On Algeria's independence in 1962 it had 360,000 ha under vine; by 2005 that number had declined to 25,000ha. Production was 15 million hl at independence and 600,000 hl in 2009. Exports were 14.8 million hl at independence and 17,000 hl in 2008. To what forces were these precipitous declines attributable?

Production (blue) and export (rust) data for the Algerain wine
industry. Smoothing obscures inter-point volatility.
Selected data points from Meloni and Swinnen time series

Selected data points from Meloni and Swinnen time series.
Smoothing obscures inter-point volatility.


According to Meloni and Swinnen:
  • Export constraints after independence. France had agreed to purchase 39 million hl over 5 years but, encouraged by domestic producers, failed to meet its obligations under the treaty.
  • Poor management after the wine industry was nationalized
  • The inability to find substitute markets. A deal in 1969 to supply the Soviet market was abandoned due to profit pressures.
While the authors mentioned poor management as one of the main reasons for the failure of the industry, they do not provide any quantitative or qualitative data to back up that assertion. Further, they failed to mention a number of potentially critical elements of the decline.

First, these selfsame authors had attributed the rapid growth of the Algerian wine industry to the 50,000 families entering the country after the Phylloxera infestation in France, bringing critical winemaking and management skills to the country. Is it not likely then that the 900,000 European Algerians who left the country after independence might have taken some of those skills (remember 97% of the vineyards were owned by French settlers) with resultant short- and long-term negative implications for the industry? Mongabay.com asserts that the Algerian wine industry was "severely handicapped by the sudden loss of foreign managers and skilled labor." In addition, many of the Algerians who had worked closely with the French pre-independence either fled the country or were killed shortly after independence. Could some winemaking and managerial skills also have been lost in this manner?
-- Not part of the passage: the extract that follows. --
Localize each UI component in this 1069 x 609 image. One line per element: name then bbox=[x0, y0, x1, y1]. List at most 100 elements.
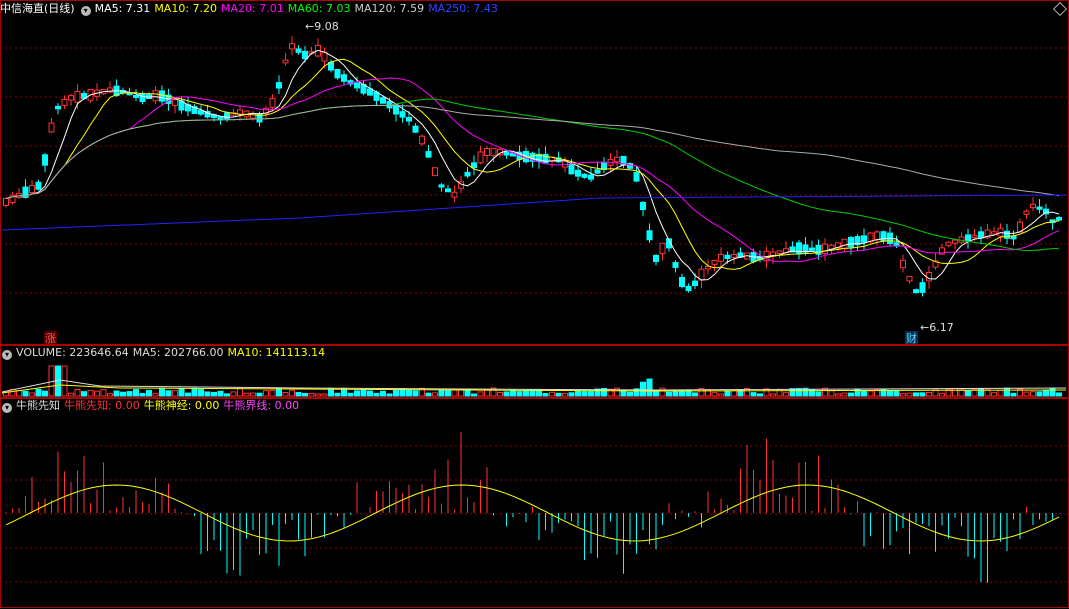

Second, the authors stress the loss of the export market but Algeria lost its domestic market also when the 900,000 Algerian-Europeans went home. And that market would never be coming back.

So these guys were screwed: they had lost their only export market; they had lost their domestic market; and they had lost the critical winemaking and management skills of the foreigners and locals who had "fled" the country. Add to this the "government view that dependence on wine was probably inappropriate for a muslim state" (Mongabay.com) -- another rationale that the authors failed to mention -- and you end up where Algeria is today. According to the authors, "From a global perspective, the Algerian wine industry has 'effectively disappeared.'"

This study was, overall, very digestible. It was an "old school" study which eschewed econometrics and mathematical economics in favor of time series data and associated analysis. I had some issues with the paper though. First, it seemed as though the authors tried to cram three separate studies into one: (i) The rise and fall of the Algerian wine industry; (ii) the bi-directional flow of wine-related legislation as it relates to France and Algeria; and (iii) the role of French wine regulation in shaping the direction of European -- nay worldwide -- wine regulation. Second, the authors failed to at least advance some of the decline-and-fall narrative that I have provided; and (iii) a little bit of modeling (using regression analysis and dummy variables) would have helped us to understand the relative importance of the provided reasons for the decline and whether other heretofore unidentified factors also contributed.